Há críticas políticas – mesmo que Yorke diga que não o são – em “Electioneering”, escrita numa altura em que, explica a banda, a ascensão de Tony Blair trazia uma esperança infundada ao país; há a gentileza estranha de “No Surprises”, que nos embala de uma forma traiçoeira: “Um trabalho que te mata lentamente / Feridas que não curam / Pareces tão cansado e infeliz / Deita abaixo o Governo/ Eles não falam por nós”. Sobretudo há avisos para todos nós, e aquela sensação de não estarmos no mesmo patamar que eles, de não estarmos aptos a perceber o que aí vem.
Sobre amar essa música. https://t.co/C7XTl2ZB05
— G. (@gaaabi_04) 24 de junho de 2017
Claro que há “Karma Police”, e “Paranoid Android”, e mais uma centena de versos que nos fazem pensar que sim, que este era um aviso contra a era das máquinas, do capitalismo e do consumismo (há versos sobre o FMI e aquele desejo de fugir, de “crescerem asas”), e depois há Thom Yorke a virar-se para essas máquinas e a descobrir sozinho o poder dos sintetizadores.

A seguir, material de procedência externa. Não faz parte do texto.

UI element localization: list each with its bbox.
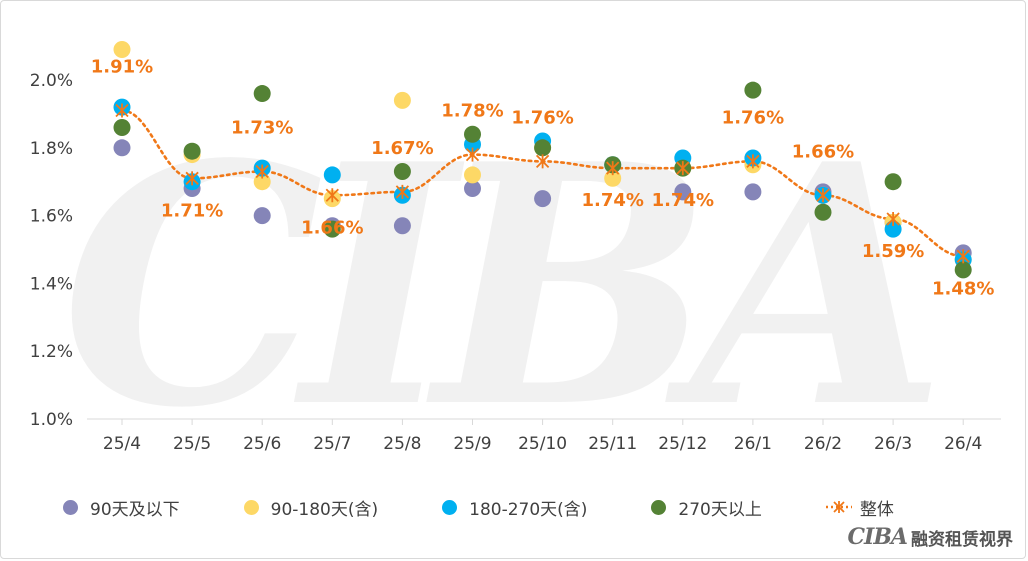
point-90-below <box>674 183 692 201</box>
overall-marker <box>606 161 620 176</box>
overall-marker <box>395 184 410 199</box>
legend-item-90-180: 90-180天(含) <box>243 495 379 520</box>
y-tick-label: 1.6% <box>30 207 73 227</box>
overall-marker <box>255 164 269 179</box>
data-label: 1.67% <box>371 138 433 159</box>
point-270-above <box>253 85 271 103</box>
overall-marker <box>115 103 129 118</box>
y-tick-label: 2.0% <box>30 71 73 91</box>
point-90-180 <box>464 166 481 184</box>
overall-marker <box>746 154 760 169</box>
point-90-180 <box>604 169 622 187</box>
data-label: 1.66% <box>792 141 854 162</box>
y-tick-label: 1.8% <box>30 139 73 159</box>
legend-label: 180-270天(含) <box>469 499 588 520</box>
overall-marker <box>956 249 970 264</box>
data-label: 1.78% <box>441 101 503 122</box>
overall-marker <box>325 188 339 203</box>
point-90-180 <box>393 91 411 109</box>
point-270-above <box>393 163 411 181</box>
x-tick-label: 25/8 <box>383 434 421 454</box>
point-270-above <box>534 139 552 157</box>
legend-marker-90-below <box>63 499 78 515</box>
x-tick-label: 26/4 <box>944 434 982 454</box>
overall-marker <box>185 171 199 186</box>
y-tick-label: 1.0% <box>30 410 73 430</box>
legend-item-180-270: 180-270天(含) <box>442 495 587 520</box>
data-label: 1.76% <box>511 107 573 128</box>
data-label: 1.73% <box>231 118 293 139</box>
x-tick-label: 25/5 <box>173 434 211 454</box>
data-label: 1.91% <box>91 57 153 78</box>
brand-logo: CIBA <box>847 524 908 550</box>
point-270-above <box>884 173 902 191</box>
point-270-above <box>464 125 481 143</box>
point-180-270 <box>323 166 341 184</box>
data-label: 1.66% <box>301 217 363 238</box>
overall-marker <box>535 154 550 169</box>
overall-marker <box>886 211 900 226</box>
point-270-above <box>183 142 201 160</box>
x-tick-label: 25/10 <box>518 434 567 454</box>
y-tick-label: 1.4% <box>30 274 73 294</box>
x-tick-label: 25/6 <box>243 434 281 454</box>
x-tick-label: 25/11 <box>588 434 637 454</box>
legend-marker-180-270 <box>442 499 458 515</box>
point-270-above <box>814 203 832 221</box>
data-label: 1.71% <box>161 200 223 221</box>
data-label: 1.74% <box>581 190 643 211</box>
point-90-below <box>393 217 411 235</box>
x-tick-label: 25/7 <box>313 434 351 454</box>
x-tick-label: 26/3 <box>874 434 912 454</box>
x-tick-label: 25/4 <box>103 434 141 454</box>
legend-item-overall: 整体 <box>825 495 894 520</box>
overall-marker <box>465 147 480 162</box>
legend-marker-overall <box>825 501 852 513</box>
data-label: 1.48% <box>932 278 994 299</box>
x-tick-label: 26/1 <box>734 434 772 454</box>
brand-name: 融资租赁视界 <box>911 529 1013 550</box>
point-90-180 <box>253 173 271 191</box>
legend-label: 90天及以下 <box>90 499 180 520</box>
overall-marker <box>676 161 690 176</box>
x-tick-label: 26/2 <box>804 434 842 454</box>
legend-marker-90-180 <box>243 499 259 515</box>
legend-item-270-above: 270天以上 <box>651 495 762 520</box>
overall-marker <box>816 188 830 203</box>
y-tick-label: 1.2% <box>30 342 73 362</box>
legend-label: 90-180天(含) <box>270 499 379 520</box>
data-label: 1.76% <box>722 107 784 128</box>
chart-plot: 25/4 25/5 25/6 25/7 25/8 25/9 25/10 25/11 25/12 2… <box>30 40 1001 454</box>
x-tick-label: 25/12 <box>658 434 707 454</box>
legend-item-90-below: 90天及以下 <box>63 495 180 520</box>
point-270-above <box>744 81 762 99</box>
legend-marker-270-above <box>651 499 667 515</box>
point-180-270 <box>884 220 902 238</box>
point-90-below <box>113 139 131 157</box>
brand: CIBA 融资租赁视界 <box>848 524 1013 550</box>
point-90-180 <box>113 40 131 58</box>
point-270-above <box>113 118 131 136</box>
point-90-below <box>253 207 271 225</box>
point-90-below <box>464 179 481 197</box>
x-tick-label: 25/9 <box>453 434 491 454</box>
data-label: 1.59% <box>862 241 924 262</box>
point-90-below <box>534 190 552 208</box>
point-270-above <box>954 261 972 279</box>
legend: 90天及以下 90-180天(含) 180-270天(含) 270天以上 整体 <box>63 494 894 520</box>
legend-label: 整体 <box>859 499 894 520</box>
point-90-below <box>744 183 762 201</box>
data-label: 1.74% <box>652 190 714 211</box>
point-270-above <box>323 220 341 238</box>
legend-label: 270天以上 <box>678 499 762 520</box>
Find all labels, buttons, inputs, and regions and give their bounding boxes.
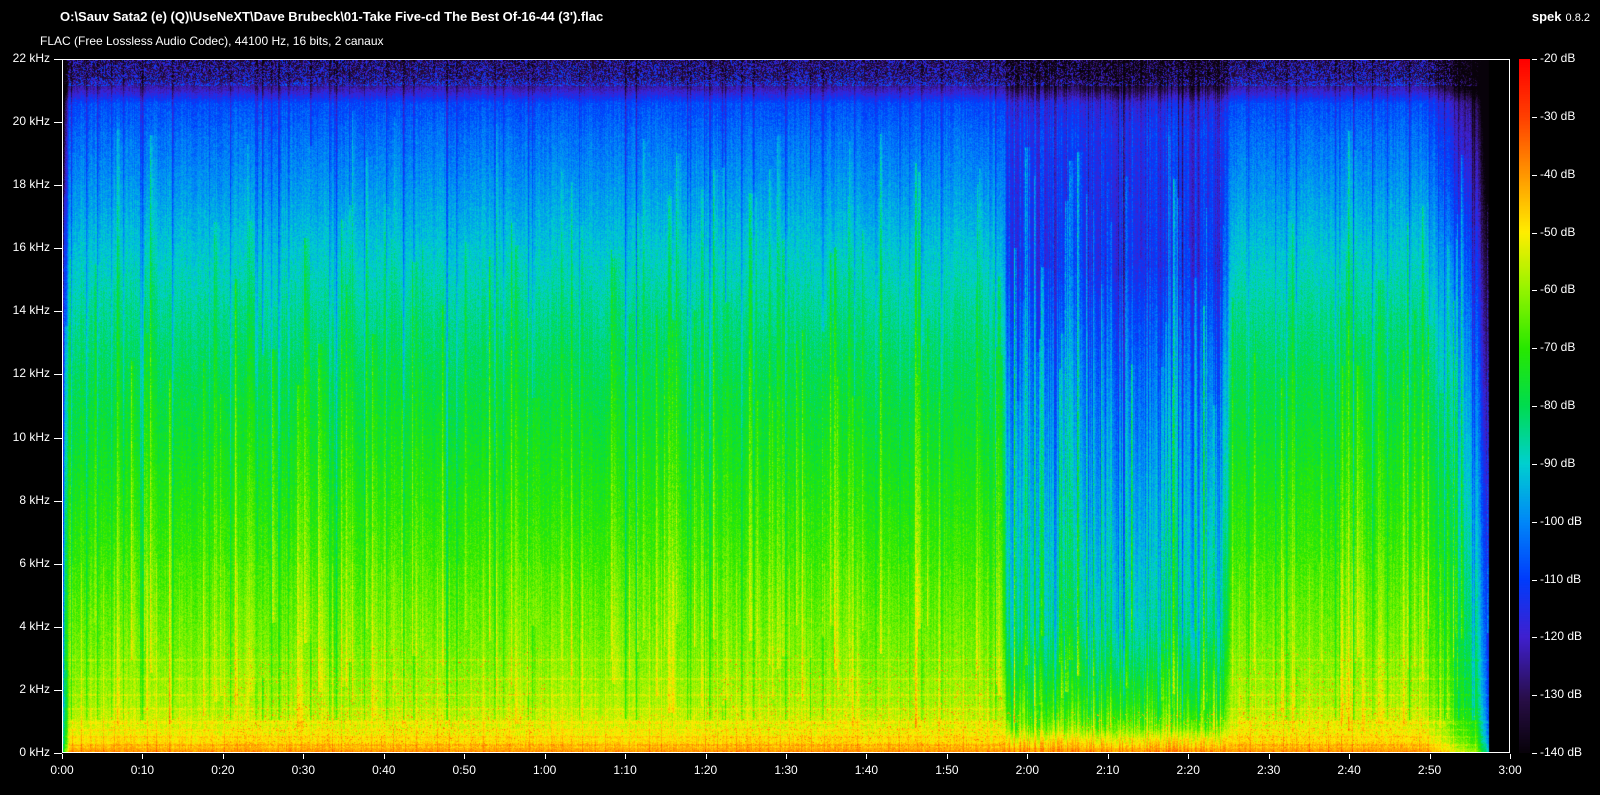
time-tick xyxy=(706,754,707,759)
time-tick-label: 1:40 xyxy=(838,763,894,777)
time-tick xyxy=(866,754,867,759)
db-tick xyxy=(1532,580,1537,581)
freq-tick xyxy=(54,627,62,628)
freq-tick xyxy=(54,59,62,60)
db-tick-label: -100 dB xyxy=(1540,514,1582,528)
freq-tick xyxy=(54,248,62,249)
time-tick xyxy=(384,754,385,759)
time-tick xyxy=(786,754,787,759)
db-tick-label: -60 dB xyxy=(1540,282,1575,296)
freq-tick-label: 2 kHz xyxy=(0,682,50,696)
time-tick-label: 2:40 xyxy=(1321,763,1377,777)
time-tick xyxy=(464,754,465,759)
db-tick xyxy=(1532,695,1537,696)
app-name: spek xyxy=(1532,9,1562,24)
freq-tick xyxy=(54,501,62,502)
file-format-subtitle: FLAC (Free Lossless Audio Codec), 44100 … xyxy=(40,34,384,48)
db-tick-label: -120 dB xyxy=(1540,629,1582,643)
freq-tick-label: 4 kHz xyxy=(0,619,50,633)
time-tick xyxy=(142,754,143,759)
time-tick xyxy=(1027,754,1028,759)
time-tick-label: 2:10 xyxy=(1080,763,1136,777)
freq-tick xyxy=(54,690,62,691)
freq-tick xyxy=(54,374,62,375)
db-tick xyxy=(1532,464,1537,465)
db-tick-label: -20 dB xyxy=(1540,51,1575,65)
freq-tick xyxy=(54,122,62,123)
freq-tick-label: 0 kHz xyxy=(0,745,50,759)
db-tick xyxy=(1532,522,1537,523)
time-tick xyxy=(1108,754,1109,759)
db-tick-label: -30 dB xyxy=(1540,109,1575,123)
app-version: 0.8.2 xyxy=(1566,12,1590,24)
db-tick xyxy=(1532,637,1537,638)
time-tick xyxy=(1430,754,1431,759)
db-tick xyxy=(1532,290,1537,291)
db-tick-label: -40 dB xyxy=(1540,167,1575,181)
file-path-title: O:\Sauv Sata2 (e) (Q)\UseNeXT\Dave Brube… xyxy=(60,9,603,24)
time-tick xyxy=(625,754,626,759)
freq-tick xyxy=(54,311,62,312)
time-tick xyxy=(1349,754,1350,759)
time-tick-label: 1:10 xyxy=(597,763,653,777)
freq-tick xyxy=(54,438,62,439)
time-tick-label: 2:00 xyxy=(999,763,1055,777)
freq-tick-label: 10 kHz xyxy=(0,430,50,444)
db-tick xyxy=(1532,117,1537,118)
time-tick-label: 2:50 xyxy=(1402,763,1458,777)
freq-tick-label: 6 kHz xyxy=(0,556,50,570)
time-tick-label: 1:00 xyxy=(517,763,573,777)
db-tick xyxy=(1532,59,1537,60)
db-tick-label: -80 dB xyxy=(1540,398,1575,412)
time-tick xyxy=(223,754,224,759)
time-tick-label: 1:20 xyxy=(678,763,734,777)
db-tick xyxy=(1532,175,1537,176)
db-tick xyxy=(1532,753,1537,754)
time-tick-label: 0:20 xyxy=(195,763,251,777)
db-colorbar xyxy=(1519,59,1530,753)
freq-tick xyxy=(54,564,62,565)
db-tick-label: -70 dB xyxy=(1540,340,1575,354)
spectrogram-canvas xyxy=(63,60,1509,752)
time-tick-label: 0:10 xyxy=(114,763,170,777)
db-tick-label: -110 dB xyxy=(1540,572,1581,586)
freq-tick-label: 18 kHz xyxy=(0,177,50,191)
time-tick xyxy=(303,754,304,759)
time-tick-label: 3:00 xyxy=(1482,763,1538,777)
db-tick xyxy=(1532,406,1537,407)
time-tick-label: 2:20 xyxy=(1160,763,1216,777)
freq-tick-label: 8 kHz xyxy=(0,493,50,507)
freq-tick-label: 14 kHz xyxy=(0,303,50,317)
freq-tick xyxy=(54,185,62,186)
time-tick xyxy=(1269,754,1270,759)
freq-tick-label: 16 kHz xyxy=(0,240,50,254)
time-tick-label: 0:40 xyxy=(356,763,412,777)
time-tick-label: 1:50 xyxy=(919,763,975,777)
db-tick-label: -140 dB xyxy=(1540,745,1582,759)
time-tick xyxy=(1188,754,1189,759)
app-badge: spek 0.8.2 xyxy=(1532,9,1590,24)
time-tick-label: 0:30 xyxy=(275,763,331,777)
db-tick-label: -50 dB xyxy=(1540,225,1575,239)
freq-tick-label: 20 kHz xyxy=(0,114,50,128)
freq-tick-label: 12 kHz xyxy=(0,366,50,380)
time-tick xyxy=(947,754,948,759)
spek-window: O:\Sauv Sata2 (e) (Q)\UseNeXT\Dave Brube… xyxy=(0,0,1600,795)
freq-tick xyxy=(54,753,62,754)
db-tick-label: -90 dB xyxy=(1540,456,1575,470)
db-tick xyxy=(1532,233,1537,234)
time-tick-label: 2:30 xyxy=(1241,763,1297,777)
time-tick xyxy=(1510,754,1511,759)
db-tick xyxy=(1532,348,1537,349)
time-tick-label: 0:00 xyxy=(34,763,90,777)
db-tick-label: -130 dB xyxy=(1540,687,1582,701)
time-tick-label: 0:50 xyxy=(436,763,492,777)
time-tick xyxy=(545,754,546,759)
time-tick xyxy=(62,754,63,759)
freq-tick-label: 22 kHz xyxy=(0,51,50,65)
time-tick-label: 1:30 xyxy=(758,763,814,777)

A viragem aconteceu depois do sucesso de “OK Computer”, a ensaiar para “Kid A” (1998), com Yorke a ouvir Aphex Twin e a ceder à eletrónica, quase a fundar uns Radiohead 2.0 sem os colegas a acompanhar: “Foi difícil para os outros porque quando trabalhas com um sintetizador é como se não houvesse ligação. Não estás num quarto com outras pessoas. Tornei a vida de toda a gente quase impossível”, explica à “Rolling Stone”. “Estava a tentar dar-nos liberdade e estava a fazer o contrário. Eu simplesmente sabia que não iríamos repetir ‘OK Computer’.”
Não precisavam de repetir nada: a História foi feita ali, os sintetizadores prontos a avançar, “Creep” a ser exilada por uns tempos e a banda a fazer experiências novas. Fãs antigos abandonaram-nos, adeptos novos deslumbraram-se. O que importa nos Radiohead nunca mudou. O sentimento de quem os ouve hoje é o mesmo de quem ouvia então “Subterranean Homesick Alien”, com os agudos de Yorke a formular desejos de uma vida fora daqui, talvez mais compreendida, a navegar no espaço: “Quem me dera que eles aterrassem no campo / À noite, quando estou a conduzir / Levar-me para a sua bonita nave / Mostrar-me o mundo como eu adorava vê-lo / Diria a todos os meus amigos mas nunca acreditariam em mim / Pensariam que finalmente enlouqueci completamente / Eu mostrar-lhes-ia as estrelas e o significado da vida”.